To show this, we need to demonstrate that being able to compare any two candidates implies the three properties of a total order: comparability, transitivity, and antisymmetry.
What is a Total Order?
A total order on a set \(S\) is a binary relation \(\le\) that satisfies:
- Comparability: For all \(a, b \in S\), either \(a \le b\) or \(b \le a\)
- Transitivity: For all \(a, b, c \in S\), if \(a \le b\) and \(b \le c\), then \(a \le c\)
- Antisymmetry: For all \(a, b \in S\), if \(a \le b\) and \(b \le a\), then \(a = b\)
Applying to the Hiring Problem
In line 4 of \(\textsc{Hire-Assistant}\), we check “if candidate \(i\) is better than candidate \(best\)”. This assumption means:
Comparability: We can compare any two candidates \(i\) and \(j\) to determine which one is better. Either candidate \(i\) is better than candidate \(j\), or candidate \(j\) is better than candidate \(i\), or they are equally qualified.
Transitivity: If candidate \(i\) is better than candidate \(j\), and candidate \(j\) is better than candidate \(k\), then candidate \(i\) must be better than candidate \(k\). This is necessary for the algorithm to work correctly—otherwise, we might have circular comparisons where \(i > j\), \(j > k\), but \(k > i\), which would make it impossible to determine a “best” candidate.

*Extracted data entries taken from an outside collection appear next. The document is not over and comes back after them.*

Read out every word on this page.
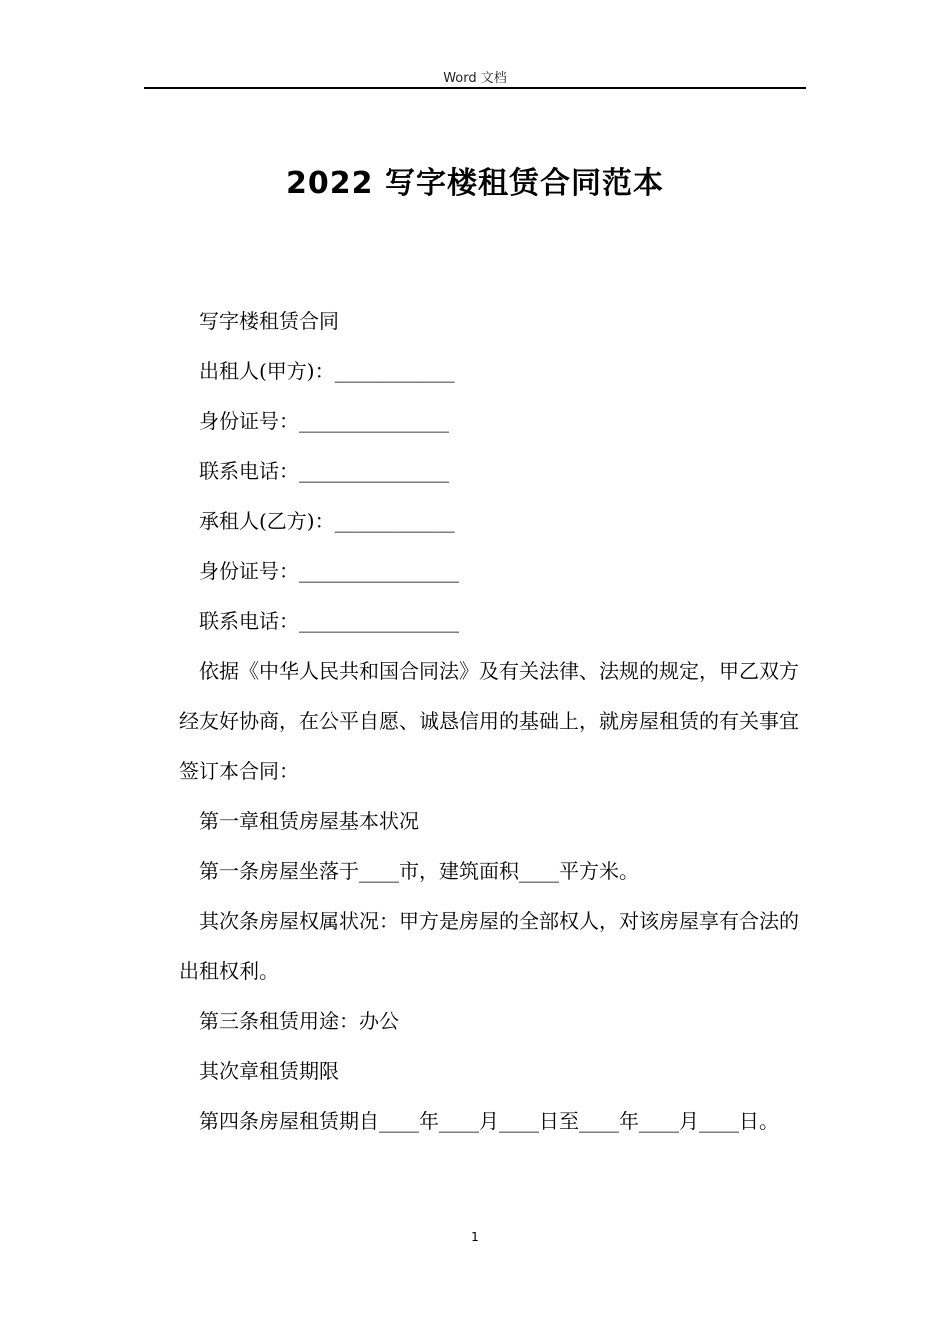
Word 文档
2022 写字楼租赁合同范本

写字楼租赁合同

出租人(甲方)：____________

身份证号：_______________

联系电话：_______________

承租人(乙方)：____________

身份证号：________________

联系电话：________________

依据《中华人民共和国合同法》及有关法律、法规的规定，甲乙双方经友好协商，在公平自愿、诚恳信用的基础上，就房屋租赁的有关事宜签订本合同：

第一章租赁房屋基本状况

第一条房屋坐落于____市，建筑面积____平方米。

其次条房屋权属状况：甲方是房屋的全部权人，对该房屋享有合法的出租权利。

第三条租赁用途：办公

其次章租赁期限

第四条房屋租赁期自____年____月____日至____年____月____日。

1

Antisymmetry: If candidate \(i\) is at least as good as candidate \(j\), and candidate \(j\) is at least as good as candidate \(i\), then they must be equally qualified. The problem statement assumes no two candidates are equally qualified, so we have strict antisymmetry.
Since we can assign a unique rank to each candidate (with better candidates having higher ranks), and these ranks satisfy all three properties, we have a total order on the set of candidates.